Indeed, one may argue that Microsoft’s profit motive has lead them to try to obscure vulnerabilities as an attempt to bolster customer confidence, whereas the policy with Linux and the open source BSD “Unixes” has been “Break it and report back,” resulting in distribution that are robust and secure, and a tester/developer network that rapidly identifies and corrects vulnerabilities.
*nix admins tended to be technical minded anyway, which was sort of a requisite of being a *nix admin in the first place, and 2) *nix came with all the development tools you needed in the distro. Given 1), the presence of 2) meant more people would be inclined to make apps using them.
Neither Windows nor DOS came with development tools (neither GWBasic nor DOS Batch count) and neither OS attracted or required technical-types to operate.
GWBasic was strictly interpreted and its apps could only be run from within the GWBasic shell. I’m not sure if compilers were avaialble for it, but none came with DOS anyway so it’s a bit moot.
DOS Batch … well, that part’s fairly obvious. You couldn’t even do in DOS Batch half of what you could do in, say, tsch under *nix, and you wouldn’t use either to write any serious apps anyway.
Going back to the idea of Microsoft selling security products…
I was at a presentation recently. The room is filled with sysadmins and security professionals - everything from people running small businesses with 40 PCs on up to worldwide enterprises with over 100,000 PCs.
While the product was being described as something for corporate networks that would coordinate patches and virus defs, and use directory services to identify and quarantine non-compliant computers, pretty much everyone in the room thought it sounded great. The moment it was disclosed that Microsoft was behind it, giggling broke out and just about everyone withdrew their support for the idea.
Microsoft’s operating system is insecure by design. It’s more than promiscuous - it’s a slut that will welcome communication on any inbound port that’s not been actively closed by the administrator. Only two people in the room thought they’d have a chance of doing a decent job with this, and that’s mainly because they wrote the OS and know all of the secret hidey-holes.

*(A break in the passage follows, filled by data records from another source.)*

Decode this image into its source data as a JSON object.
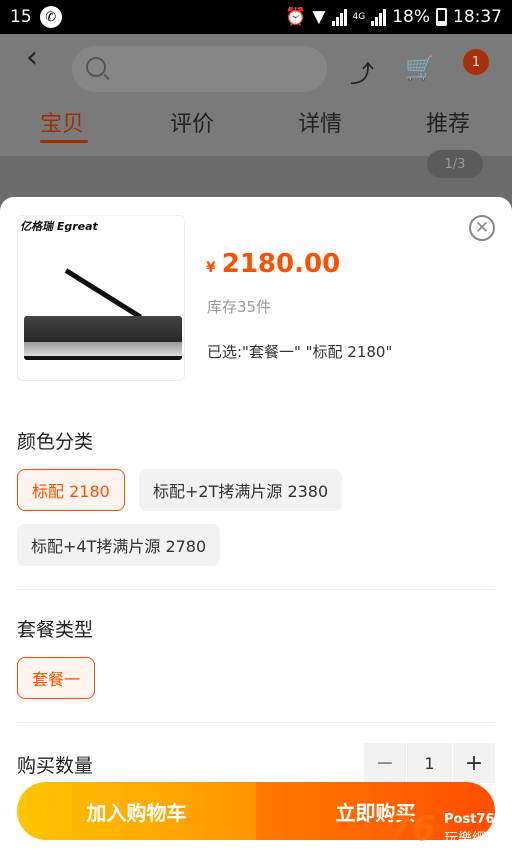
{
  "status_bar": {
    "notification_count": "15",
    "network_label": "4G",
    "battery": "18%",
    "time": "18:37"
  },
  "header": {
    "tabs": [
      {
        "label": "宝贝",
        "active": true
      },
      {
        "label": "评价",
        "active": false
      },
      {
        "label": "详情",
        "active": false
      },
      {
        "label": "推荐",
        "active": false
      }
    ],
    "cart_badge": "1",
    "image_counter": "1/3"
  },
  "sku_sheet": {
    "product_brand": "亿格瑞 Egreat",
    "price_symbol": "¥",
    "price": "2180.00",
    "stock": "库存35件",
    "selected_text": "已选:\"套餐一\" \"标配 2180\"",
    "color_section": {
      "title": "颜色分类",
      "options": [
        {
          "label": "标配 2180",
          "selected": true
        },
        {
          "label": "标配+2T拷满片源 2380",
          "selected": false
        },
        {
          "label": "标配+4T拷满片源 2780",
          "selected": false
        }
      ]
    },
    "package_section": {
      "title": "套餐类型",
      "options": [
        {
          "label": "套餐一",
          "selected": true
        }
      ]
    },
    "quantity": {
      "title": "购买数量",
      "minus": "−",
      "value": "1",
      "plus": "+"
    },
    "add_to_cart_label": "加入购物车",
    "buy_now_label": "立即购买"
  },
  "watermark": {
    "number": "76",
    "top": "Post76",
    "bottom": "玩樂網"
  },
  "colors": {
    "accent": "#ff5000",
    "cart_button_start": "#ffc500",
    "buy_button_end": "#ff4e00"
  }
}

Going with that car analogy someone had earlier, this is like GM selling cars where the wheels tend to fall off, then selling a service plan that tightens the lugnuts every month, and offers discounted towing if the wheels do fall off, rather than selling cars with lugnuts that stay on. They probably would not be allowed to profit from this design flaw for very long, so why is it OK for Microsoft to profit from a patch service?